Edey, the first consensus back-to-back National Player of the Year since Ralph Sampson in 1981-83, continued his masterful tournament.

He produced 20 points, 14 rebounds, four assists and two blocked shots, extending his streak of tournament games with 20 and 10 to six.

He is now one of three players to have at least 140 points and 70 rebounds in the tournament, joining Jerry West and Elvin Hayes.

But, the 7-foot-4 Edey didn’t have to do it all.

Jones had 14 points, Loyer added 11 and Purdue (34-4) shot 10 of 25 from 3-point range, making N.C. State pay for its frequent double teams of Edey.

North Carolina State’s DJ Burns Jr. looks to make a move on Zach Edey during Purdue’s victory. Cheryl Evans/The Republic / USA TODAY NETWORK

“We got the best player in the country. It’s a hell of a place to start, right?” Purdue coach Matt Painter said. “A lot of times people are congratulating us. It’s like, ‘he’s pretty damn good,’ but you’ve got to have the right pieces with him from a skill standpoint and then still be able to guard elite players. I think we’re just better in those areas.”
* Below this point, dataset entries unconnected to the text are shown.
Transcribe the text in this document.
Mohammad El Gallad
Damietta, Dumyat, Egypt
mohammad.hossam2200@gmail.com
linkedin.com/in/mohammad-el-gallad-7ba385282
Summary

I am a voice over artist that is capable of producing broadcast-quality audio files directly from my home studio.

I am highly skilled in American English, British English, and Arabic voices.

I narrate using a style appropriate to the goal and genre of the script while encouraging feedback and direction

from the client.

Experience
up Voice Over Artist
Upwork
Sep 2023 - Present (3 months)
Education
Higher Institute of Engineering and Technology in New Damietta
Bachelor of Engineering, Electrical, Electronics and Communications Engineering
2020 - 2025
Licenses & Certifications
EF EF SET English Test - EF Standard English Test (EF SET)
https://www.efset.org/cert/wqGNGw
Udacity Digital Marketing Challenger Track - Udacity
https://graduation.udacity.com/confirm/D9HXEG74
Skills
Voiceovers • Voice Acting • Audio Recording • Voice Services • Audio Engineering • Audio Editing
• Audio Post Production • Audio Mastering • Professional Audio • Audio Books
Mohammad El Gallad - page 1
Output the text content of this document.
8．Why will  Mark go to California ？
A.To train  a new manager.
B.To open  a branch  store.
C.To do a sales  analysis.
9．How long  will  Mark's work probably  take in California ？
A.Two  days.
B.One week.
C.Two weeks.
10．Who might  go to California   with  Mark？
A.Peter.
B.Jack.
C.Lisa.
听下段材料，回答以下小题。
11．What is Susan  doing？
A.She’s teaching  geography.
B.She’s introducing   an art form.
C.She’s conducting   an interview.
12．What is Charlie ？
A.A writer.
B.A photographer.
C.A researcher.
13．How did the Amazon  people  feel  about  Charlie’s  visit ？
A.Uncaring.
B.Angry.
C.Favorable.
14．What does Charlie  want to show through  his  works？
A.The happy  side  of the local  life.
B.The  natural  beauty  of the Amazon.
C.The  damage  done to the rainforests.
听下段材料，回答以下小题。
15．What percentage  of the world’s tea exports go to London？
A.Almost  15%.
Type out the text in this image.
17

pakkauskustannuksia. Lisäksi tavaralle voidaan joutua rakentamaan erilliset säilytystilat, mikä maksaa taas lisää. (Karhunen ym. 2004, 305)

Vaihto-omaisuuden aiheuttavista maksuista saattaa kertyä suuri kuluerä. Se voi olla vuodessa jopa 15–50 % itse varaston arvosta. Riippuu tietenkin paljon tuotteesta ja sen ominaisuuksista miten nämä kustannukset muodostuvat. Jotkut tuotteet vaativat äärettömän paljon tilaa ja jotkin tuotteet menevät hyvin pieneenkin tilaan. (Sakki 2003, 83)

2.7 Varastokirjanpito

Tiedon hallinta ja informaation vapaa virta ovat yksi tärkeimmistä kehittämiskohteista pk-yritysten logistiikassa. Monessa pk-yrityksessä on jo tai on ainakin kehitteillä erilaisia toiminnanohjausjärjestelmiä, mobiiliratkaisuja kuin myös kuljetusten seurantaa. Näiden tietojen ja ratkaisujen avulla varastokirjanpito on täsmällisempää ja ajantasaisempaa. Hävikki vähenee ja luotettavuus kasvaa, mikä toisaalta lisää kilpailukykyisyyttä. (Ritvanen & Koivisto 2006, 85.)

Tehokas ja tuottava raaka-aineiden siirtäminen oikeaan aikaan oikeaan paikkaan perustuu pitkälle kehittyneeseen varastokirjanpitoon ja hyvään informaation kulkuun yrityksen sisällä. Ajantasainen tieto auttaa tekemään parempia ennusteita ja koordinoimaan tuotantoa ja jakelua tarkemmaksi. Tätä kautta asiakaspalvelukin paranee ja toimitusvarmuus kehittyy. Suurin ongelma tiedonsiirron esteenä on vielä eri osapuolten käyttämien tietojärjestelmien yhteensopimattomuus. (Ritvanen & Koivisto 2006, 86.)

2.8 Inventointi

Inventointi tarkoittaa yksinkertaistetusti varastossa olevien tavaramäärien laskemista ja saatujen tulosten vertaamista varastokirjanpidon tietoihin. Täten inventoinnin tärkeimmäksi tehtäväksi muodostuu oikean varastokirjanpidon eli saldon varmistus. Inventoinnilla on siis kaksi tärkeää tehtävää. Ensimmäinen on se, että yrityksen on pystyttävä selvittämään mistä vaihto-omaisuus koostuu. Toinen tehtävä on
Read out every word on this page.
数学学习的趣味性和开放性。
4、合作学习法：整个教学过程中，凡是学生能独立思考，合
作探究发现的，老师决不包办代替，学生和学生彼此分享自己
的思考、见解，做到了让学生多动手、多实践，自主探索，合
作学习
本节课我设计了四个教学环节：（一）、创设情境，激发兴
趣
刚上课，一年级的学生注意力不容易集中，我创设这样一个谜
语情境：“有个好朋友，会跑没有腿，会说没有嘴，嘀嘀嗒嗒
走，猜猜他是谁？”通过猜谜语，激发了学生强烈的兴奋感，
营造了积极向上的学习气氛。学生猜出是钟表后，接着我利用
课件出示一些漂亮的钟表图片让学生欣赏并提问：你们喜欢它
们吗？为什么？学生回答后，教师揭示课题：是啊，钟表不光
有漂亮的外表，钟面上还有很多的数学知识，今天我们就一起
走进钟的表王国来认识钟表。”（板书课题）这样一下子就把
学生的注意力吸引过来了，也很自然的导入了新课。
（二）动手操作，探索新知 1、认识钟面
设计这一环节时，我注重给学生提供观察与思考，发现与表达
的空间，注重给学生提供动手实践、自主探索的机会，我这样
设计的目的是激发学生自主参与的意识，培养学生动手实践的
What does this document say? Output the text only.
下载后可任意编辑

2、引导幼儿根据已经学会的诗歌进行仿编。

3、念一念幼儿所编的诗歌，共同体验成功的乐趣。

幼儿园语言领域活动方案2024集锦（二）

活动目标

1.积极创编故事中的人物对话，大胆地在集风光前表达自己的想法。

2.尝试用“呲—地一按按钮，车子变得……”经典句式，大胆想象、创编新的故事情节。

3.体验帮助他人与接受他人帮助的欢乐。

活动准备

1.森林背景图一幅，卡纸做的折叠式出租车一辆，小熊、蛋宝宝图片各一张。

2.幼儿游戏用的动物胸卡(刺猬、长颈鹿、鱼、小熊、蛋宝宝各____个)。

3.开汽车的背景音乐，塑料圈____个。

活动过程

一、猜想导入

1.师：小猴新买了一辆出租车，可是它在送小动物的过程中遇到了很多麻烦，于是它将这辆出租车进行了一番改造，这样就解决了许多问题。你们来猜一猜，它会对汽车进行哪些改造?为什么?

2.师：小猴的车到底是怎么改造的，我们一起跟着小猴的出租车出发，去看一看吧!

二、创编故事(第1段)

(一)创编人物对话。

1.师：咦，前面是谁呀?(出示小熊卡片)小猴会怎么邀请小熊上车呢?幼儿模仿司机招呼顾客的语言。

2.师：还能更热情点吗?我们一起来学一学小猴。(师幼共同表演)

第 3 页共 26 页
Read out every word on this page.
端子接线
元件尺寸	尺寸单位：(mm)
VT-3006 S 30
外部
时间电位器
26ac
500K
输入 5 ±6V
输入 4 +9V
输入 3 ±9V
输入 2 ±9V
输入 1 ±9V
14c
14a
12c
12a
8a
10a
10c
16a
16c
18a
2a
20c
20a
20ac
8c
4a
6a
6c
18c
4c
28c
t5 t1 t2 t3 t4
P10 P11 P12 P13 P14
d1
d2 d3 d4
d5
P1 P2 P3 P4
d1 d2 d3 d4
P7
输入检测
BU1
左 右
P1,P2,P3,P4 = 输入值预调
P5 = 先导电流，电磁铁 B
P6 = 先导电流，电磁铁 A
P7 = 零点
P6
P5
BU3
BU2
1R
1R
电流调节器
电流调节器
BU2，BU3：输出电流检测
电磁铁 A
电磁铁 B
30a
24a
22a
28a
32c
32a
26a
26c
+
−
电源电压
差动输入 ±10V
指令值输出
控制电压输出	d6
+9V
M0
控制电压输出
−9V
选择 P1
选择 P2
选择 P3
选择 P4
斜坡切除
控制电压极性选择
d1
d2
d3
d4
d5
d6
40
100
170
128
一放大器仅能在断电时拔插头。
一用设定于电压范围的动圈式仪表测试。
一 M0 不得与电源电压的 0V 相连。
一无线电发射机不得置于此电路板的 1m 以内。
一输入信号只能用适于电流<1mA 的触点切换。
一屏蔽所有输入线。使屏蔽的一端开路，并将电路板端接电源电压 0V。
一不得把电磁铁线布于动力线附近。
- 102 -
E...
Purdue finally pulled away late in the second half, ripping off a 12-1 run to build an 18-point lead after Loyer and Smith (six assists) knocked down consecutive 3-pointers with 3:24 remaining.

The Boilermakers’ defense was the real story. N.C. State had come in riding a nine-game winning streak — all while facing elimination. In that span, they were averaging 78.7 points.

They managed just 50 on 36.8 percent shooting Saturday night and shot 26.3 percent from distance.

DJ Horne led N.C. State (26-15) with 20 points, and Burns, the Wolfpack’s breakout star over the last month, was limited to eight points on 4-for-10 shooting.

“I thought our defense was really good in the second half,” Painter said. “We didn’t have any breakdowns.”

Purdue, and in particular Edey, were emotional after edging Tennessee in the Elite Eight last Sunday.

Saturday night was different. It was far more business-like.

The Boilermakers didn’t act like they accomplished anything.

They came to Arizona with a goal in mind: two wins.

“No one’s celebrating,” Edey said, “right now.”